Katia Abreu, a senator from the state of Tocantins and president of the Brazilian Confederation of Agriculture and Livestock (CNA) — a lobbying organization representing more than 5 million Brazilian farmers, calls the updated forest code “undoubtedly the most restrictive and rigorous land-ownership legislation in the world”. She says that the final text is not ideal but “is a step forward, especially given Brazil’s need to regulate food production and avoid deforestation”.

Most scientists, however, disagree. They argue that the new bill is too complicated to elicit compliance and doesn’t go far enough to protect the Amazon. Daniel Nepstad, an ecologist who works with the Amazon Environmental Research Institute (IPAM) in Brasilia, says that the new forestry measure could “unleash a wave of impunity” to wipe out forests and woodlands. The law would pardon landowners who illegally deforested before 2008, in effect granting them amnesty to try and encourage them to farm or ranch more sustainably in the future.

The new code could also legalize the clearing of more than 220,000 square kilometres — nearly the size of the United Kingdom — with no penalties, according to an analysis by researchers at the University of Sao Paulo. Brazil’s Amazon spans 5 million square kilometres, of which roughly 3 million square kilometres is intact forests, according to Luiz Antonio Martinelli, an ecologist at the University of São Paulo in Piracicaba who has analysed the legislation for senators.

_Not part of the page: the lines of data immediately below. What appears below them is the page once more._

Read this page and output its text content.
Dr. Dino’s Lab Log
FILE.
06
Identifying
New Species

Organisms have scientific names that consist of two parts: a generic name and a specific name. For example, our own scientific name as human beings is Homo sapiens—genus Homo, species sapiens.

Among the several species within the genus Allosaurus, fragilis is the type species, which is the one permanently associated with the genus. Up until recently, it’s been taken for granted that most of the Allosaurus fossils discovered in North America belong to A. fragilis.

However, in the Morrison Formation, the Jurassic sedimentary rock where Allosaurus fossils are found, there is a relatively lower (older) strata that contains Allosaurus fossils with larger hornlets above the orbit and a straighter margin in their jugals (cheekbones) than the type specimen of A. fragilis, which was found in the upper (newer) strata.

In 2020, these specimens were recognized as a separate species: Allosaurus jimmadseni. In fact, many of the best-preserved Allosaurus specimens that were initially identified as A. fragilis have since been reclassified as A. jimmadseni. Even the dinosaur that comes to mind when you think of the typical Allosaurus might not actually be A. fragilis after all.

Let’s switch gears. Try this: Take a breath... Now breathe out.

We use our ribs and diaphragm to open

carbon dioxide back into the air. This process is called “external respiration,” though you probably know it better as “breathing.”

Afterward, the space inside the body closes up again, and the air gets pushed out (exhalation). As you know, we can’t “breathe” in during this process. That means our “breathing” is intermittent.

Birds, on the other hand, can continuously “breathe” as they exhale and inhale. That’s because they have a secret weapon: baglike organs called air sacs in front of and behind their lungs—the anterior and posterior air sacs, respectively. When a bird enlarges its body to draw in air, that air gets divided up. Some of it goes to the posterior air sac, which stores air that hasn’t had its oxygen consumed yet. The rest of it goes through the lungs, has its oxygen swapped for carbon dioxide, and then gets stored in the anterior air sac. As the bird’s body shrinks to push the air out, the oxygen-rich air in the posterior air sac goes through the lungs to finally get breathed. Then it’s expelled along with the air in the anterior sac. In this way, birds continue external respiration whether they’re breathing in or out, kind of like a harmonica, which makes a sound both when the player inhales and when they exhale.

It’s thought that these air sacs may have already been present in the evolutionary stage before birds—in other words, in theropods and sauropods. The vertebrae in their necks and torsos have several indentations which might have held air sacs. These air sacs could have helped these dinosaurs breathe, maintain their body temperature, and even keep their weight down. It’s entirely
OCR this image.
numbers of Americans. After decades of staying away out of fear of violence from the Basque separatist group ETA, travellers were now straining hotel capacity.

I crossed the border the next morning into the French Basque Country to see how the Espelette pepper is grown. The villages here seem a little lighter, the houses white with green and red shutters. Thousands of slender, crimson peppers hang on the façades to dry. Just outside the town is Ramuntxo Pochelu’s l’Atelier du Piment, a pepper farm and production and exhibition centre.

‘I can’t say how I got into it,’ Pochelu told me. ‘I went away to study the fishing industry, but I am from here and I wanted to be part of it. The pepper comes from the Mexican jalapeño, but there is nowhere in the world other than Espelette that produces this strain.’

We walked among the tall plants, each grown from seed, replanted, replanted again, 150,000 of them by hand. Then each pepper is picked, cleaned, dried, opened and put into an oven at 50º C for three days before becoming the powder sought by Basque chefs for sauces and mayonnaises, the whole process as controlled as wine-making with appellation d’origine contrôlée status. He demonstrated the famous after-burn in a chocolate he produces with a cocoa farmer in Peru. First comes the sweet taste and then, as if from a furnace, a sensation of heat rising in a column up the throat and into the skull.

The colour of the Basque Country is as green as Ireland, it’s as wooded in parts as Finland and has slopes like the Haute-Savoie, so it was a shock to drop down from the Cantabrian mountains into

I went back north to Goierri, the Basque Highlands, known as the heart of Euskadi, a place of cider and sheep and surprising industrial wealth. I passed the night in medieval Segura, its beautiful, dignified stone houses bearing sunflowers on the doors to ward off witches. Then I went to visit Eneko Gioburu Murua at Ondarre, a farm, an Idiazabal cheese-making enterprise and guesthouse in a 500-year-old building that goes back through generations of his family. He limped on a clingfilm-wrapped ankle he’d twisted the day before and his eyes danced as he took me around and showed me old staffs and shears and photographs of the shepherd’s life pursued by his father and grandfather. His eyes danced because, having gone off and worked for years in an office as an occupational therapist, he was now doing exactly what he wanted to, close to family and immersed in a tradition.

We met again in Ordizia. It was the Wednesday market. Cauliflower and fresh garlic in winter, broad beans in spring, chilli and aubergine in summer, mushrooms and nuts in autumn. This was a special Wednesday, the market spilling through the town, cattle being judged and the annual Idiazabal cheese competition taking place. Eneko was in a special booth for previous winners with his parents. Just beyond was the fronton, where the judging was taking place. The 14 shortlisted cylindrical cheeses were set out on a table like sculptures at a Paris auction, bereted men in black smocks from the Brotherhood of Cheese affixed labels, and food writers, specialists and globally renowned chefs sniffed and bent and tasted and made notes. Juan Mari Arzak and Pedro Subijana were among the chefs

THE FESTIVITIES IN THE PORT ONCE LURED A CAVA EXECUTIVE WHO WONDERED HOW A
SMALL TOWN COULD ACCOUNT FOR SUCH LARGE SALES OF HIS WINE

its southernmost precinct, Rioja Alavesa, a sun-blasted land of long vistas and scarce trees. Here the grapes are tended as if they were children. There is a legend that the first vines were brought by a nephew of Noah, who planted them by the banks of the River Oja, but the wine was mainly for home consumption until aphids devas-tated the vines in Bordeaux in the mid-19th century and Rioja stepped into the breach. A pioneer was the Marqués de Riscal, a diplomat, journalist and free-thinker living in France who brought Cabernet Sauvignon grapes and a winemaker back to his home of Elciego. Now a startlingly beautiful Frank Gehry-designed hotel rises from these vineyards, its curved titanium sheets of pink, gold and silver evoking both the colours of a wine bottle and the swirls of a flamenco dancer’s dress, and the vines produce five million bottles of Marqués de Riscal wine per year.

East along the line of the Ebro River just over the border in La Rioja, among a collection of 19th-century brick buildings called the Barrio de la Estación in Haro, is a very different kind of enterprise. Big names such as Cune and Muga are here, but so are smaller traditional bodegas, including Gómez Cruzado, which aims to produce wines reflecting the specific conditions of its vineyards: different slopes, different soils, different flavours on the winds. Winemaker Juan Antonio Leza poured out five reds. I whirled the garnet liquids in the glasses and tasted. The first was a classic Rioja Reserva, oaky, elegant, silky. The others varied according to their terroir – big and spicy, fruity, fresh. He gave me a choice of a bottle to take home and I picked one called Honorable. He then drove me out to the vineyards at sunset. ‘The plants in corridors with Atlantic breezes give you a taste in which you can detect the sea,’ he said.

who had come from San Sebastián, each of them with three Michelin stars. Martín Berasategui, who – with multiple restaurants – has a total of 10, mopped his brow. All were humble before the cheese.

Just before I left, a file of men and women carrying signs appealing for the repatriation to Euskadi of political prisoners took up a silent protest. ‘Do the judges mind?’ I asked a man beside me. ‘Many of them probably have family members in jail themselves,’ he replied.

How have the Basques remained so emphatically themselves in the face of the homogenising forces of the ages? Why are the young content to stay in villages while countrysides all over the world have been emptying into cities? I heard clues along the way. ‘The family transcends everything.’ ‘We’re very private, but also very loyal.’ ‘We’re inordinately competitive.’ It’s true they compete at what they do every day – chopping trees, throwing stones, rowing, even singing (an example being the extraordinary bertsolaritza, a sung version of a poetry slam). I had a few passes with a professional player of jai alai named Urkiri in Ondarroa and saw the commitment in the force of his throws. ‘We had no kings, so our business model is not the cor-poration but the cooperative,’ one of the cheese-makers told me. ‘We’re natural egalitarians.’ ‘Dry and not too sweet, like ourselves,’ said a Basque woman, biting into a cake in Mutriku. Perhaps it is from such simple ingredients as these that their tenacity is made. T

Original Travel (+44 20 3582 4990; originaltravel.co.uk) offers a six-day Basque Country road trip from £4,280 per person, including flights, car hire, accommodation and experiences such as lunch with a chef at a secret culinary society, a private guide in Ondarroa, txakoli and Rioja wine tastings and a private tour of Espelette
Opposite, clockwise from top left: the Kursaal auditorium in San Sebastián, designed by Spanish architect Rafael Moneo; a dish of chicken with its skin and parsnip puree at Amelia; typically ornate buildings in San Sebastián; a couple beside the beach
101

Landowners will be required to keep between 20% and 80% of their land forested, with the largest set-aside applying to the Amazon rainforest. But the updated code exempts small properties of up 400 hectares from this rule. Those small farms account for 90% of properties in Brazil, although less than half of the surface area, according to Claudio Maretti, head of international conservation group WWF’s Living Amazon Initiative.

Rivers at risk

Another change weakens the status of Permanent Preservation Areas (APP), the ecologically sensitive areas along rivers and streams, on steep slopes and hilltops throughout Brazil. Conservationists are concerned that the pending law would reduce the width of preserved forested areas along rivers. The preserved area, for instance, will be measured from the low river level mark, where the riverbank is during the drier season, and not from the high water mark, which exists during seasonal flooding.. “These are areas of extreme importance,” says Maretti. “They protect soils from erosion, they keep floods from becoming more harmful, and they keep rivers flowing with some quality. They’re very sensitive and they’re under risk.”

The bill’s critics argued that it could not only accelerate climate change and further threaten the Amazon’s fragile ecosystems, but also erode Brazil’s reputation as a global leader in cutting greenhouse-gas emissions. One key test of Brazil's resolve will come next June, when the country hosts the UN Conference on Sustainable Development, known as Rio+20.

“I think Brazil will lose a lot of political bargaining power internationally,” says Martinelli. “On one side we’re doing a heck of a good job curbing Amazon deforestation. But at the same time we’re sending the wrong message by changing the forest code in a way that will increase deforestation again.”